Keith Vaz (Leicester East) (Lab): Does the Minister welcome the recent developments in the EU that will provide for more border checks within the Schengen area? When the Select Committee on Home Affairs last reported on this, it found that traffickers could pass through the Schengen area without being stopped. These new arrangements, which the EU seems to be putting in place, will mean more checks within the area, which might mean that we catch more people involved in this terrible crime.
Damian Green: The right hon. Gentleman might well be right. However, it would be unhelpful for me to comment generally on the developments in the Schengen area that, as he and the House will know, might be introduced as a result of events in north Africa. Certainly, however, I agree with the general proposition that each EU member state has to consider its own border arrangements and internal policing arrangements to make it easier for all of us to work together on an international basis in combating what is by definition an international crime. That means that to deal with this problem we have to work closely with our international partners, and applying to opt in to the directive is a positive step that Britain can take towards this goal.
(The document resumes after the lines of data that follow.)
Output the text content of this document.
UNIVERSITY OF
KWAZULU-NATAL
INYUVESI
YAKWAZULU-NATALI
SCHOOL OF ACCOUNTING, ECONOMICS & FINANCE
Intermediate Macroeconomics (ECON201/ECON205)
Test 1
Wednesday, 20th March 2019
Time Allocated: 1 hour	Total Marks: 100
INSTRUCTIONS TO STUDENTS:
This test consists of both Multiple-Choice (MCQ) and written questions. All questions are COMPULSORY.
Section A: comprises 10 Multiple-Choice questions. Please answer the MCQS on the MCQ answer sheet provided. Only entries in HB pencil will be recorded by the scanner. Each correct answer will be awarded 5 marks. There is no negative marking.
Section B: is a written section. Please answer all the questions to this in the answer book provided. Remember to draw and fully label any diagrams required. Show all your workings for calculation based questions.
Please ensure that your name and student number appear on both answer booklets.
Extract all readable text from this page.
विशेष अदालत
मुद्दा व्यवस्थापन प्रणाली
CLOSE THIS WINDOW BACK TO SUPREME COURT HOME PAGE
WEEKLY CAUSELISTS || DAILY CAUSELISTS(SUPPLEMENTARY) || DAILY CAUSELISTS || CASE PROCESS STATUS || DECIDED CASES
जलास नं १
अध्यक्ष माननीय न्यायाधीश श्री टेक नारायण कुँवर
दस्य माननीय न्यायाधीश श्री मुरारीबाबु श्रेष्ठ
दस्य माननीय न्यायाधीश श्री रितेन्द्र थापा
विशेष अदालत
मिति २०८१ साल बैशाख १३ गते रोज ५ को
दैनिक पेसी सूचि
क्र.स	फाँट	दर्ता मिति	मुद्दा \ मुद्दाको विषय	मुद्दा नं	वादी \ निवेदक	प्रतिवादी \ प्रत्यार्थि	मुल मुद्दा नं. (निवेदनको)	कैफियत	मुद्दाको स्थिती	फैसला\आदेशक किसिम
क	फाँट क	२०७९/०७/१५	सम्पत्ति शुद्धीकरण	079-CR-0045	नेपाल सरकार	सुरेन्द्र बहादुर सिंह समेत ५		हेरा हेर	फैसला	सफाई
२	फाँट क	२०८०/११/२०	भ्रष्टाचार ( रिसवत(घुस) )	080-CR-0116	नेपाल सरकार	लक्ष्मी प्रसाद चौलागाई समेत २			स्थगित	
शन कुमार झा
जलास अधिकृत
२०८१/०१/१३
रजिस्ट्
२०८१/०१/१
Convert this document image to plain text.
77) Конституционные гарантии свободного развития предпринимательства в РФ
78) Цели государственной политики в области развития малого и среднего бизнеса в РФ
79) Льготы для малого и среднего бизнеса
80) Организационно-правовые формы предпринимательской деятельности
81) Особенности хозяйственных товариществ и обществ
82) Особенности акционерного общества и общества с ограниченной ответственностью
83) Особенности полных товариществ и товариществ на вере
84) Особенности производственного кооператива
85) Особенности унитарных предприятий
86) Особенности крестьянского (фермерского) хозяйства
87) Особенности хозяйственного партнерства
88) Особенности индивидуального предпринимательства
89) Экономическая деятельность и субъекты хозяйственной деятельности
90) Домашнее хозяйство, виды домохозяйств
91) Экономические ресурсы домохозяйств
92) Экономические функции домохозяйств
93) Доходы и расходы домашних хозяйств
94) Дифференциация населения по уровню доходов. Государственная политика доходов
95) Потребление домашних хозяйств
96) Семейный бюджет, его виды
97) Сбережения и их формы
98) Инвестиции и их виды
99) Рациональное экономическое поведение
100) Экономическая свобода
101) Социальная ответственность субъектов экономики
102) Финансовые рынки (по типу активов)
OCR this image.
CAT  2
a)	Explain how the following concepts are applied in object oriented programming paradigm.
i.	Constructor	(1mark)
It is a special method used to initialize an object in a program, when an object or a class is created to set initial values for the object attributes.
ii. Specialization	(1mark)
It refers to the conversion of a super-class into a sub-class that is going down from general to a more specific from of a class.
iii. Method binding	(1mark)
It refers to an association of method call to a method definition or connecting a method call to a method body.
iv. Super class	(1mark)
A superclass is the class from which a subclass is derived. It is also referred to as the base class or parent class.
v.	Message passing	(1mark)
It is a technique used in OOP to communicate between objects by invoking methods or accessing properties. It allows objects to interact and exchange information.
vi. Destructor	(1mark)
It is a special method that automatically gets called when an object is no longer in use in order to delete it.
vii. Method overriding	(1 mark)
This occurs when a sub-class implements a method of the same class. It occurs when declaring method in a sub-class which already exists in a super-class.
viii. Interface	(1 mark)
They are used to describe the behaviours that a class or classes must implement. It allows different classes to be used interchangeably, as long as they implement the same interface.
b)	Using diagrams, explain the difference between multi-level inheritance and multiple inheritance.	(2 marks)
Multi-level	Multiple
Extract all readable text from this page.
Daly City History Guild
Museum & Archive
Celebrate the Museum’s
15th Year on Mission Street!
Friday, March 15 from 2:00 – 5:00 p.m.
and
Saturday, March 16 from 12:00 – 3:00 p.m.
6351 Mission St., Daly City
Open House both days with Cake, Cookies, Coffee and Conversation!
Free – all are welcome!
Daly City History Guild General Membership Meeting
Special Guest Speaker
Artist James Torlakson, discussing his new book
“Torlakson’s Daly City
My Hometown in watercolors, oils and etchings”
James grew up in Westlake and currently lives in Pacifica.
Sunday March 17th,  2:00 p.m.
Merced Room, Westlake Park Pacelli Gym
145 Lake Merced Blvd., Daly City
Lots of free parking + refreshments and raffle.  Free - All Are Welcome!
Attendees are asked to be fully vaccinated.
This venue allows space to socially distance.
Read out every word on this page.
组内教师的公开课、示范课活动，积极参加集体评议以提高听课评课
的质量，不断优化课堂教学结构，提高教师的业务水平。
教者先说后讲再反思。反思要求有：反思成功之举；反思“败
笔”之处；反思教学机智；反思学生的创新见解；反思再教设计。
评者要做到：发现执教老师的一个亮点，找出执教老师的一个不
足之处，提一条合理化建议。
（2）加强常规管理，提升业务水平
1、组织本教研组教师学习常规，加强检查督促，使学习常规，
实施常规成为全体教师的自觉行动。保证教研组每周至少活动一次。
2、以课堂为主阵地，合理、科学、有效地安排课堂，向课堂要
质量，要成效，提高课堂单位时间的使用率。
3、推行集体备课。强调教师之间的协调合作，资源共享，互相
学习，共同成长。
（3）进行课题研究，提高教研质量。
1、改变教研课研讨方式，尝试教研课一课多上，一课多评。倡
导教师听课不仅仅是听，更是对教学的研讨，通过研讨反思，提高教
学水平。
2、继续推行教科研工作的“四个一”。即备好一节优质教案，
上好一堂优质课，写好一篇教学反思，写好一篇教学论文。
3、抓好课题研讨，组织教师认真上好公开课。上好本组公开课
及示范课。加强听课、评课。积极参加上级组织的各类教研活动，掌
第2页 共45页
As the House will be aware, we chose not to opt in to the directive when it was initially put on the table last summer, because the draft text had to go through an extensive period of negotiation between the European Council and the European Parliament. We wanted to be absolutely sure that the text would not change during those negotiations in a way that would be detrimental to the integrity of the UK’s criminal justice system. We wanted to consider a final text that had no risks attached and which would not fundamentally change the UK’s already strong position in the fight against human trafficking.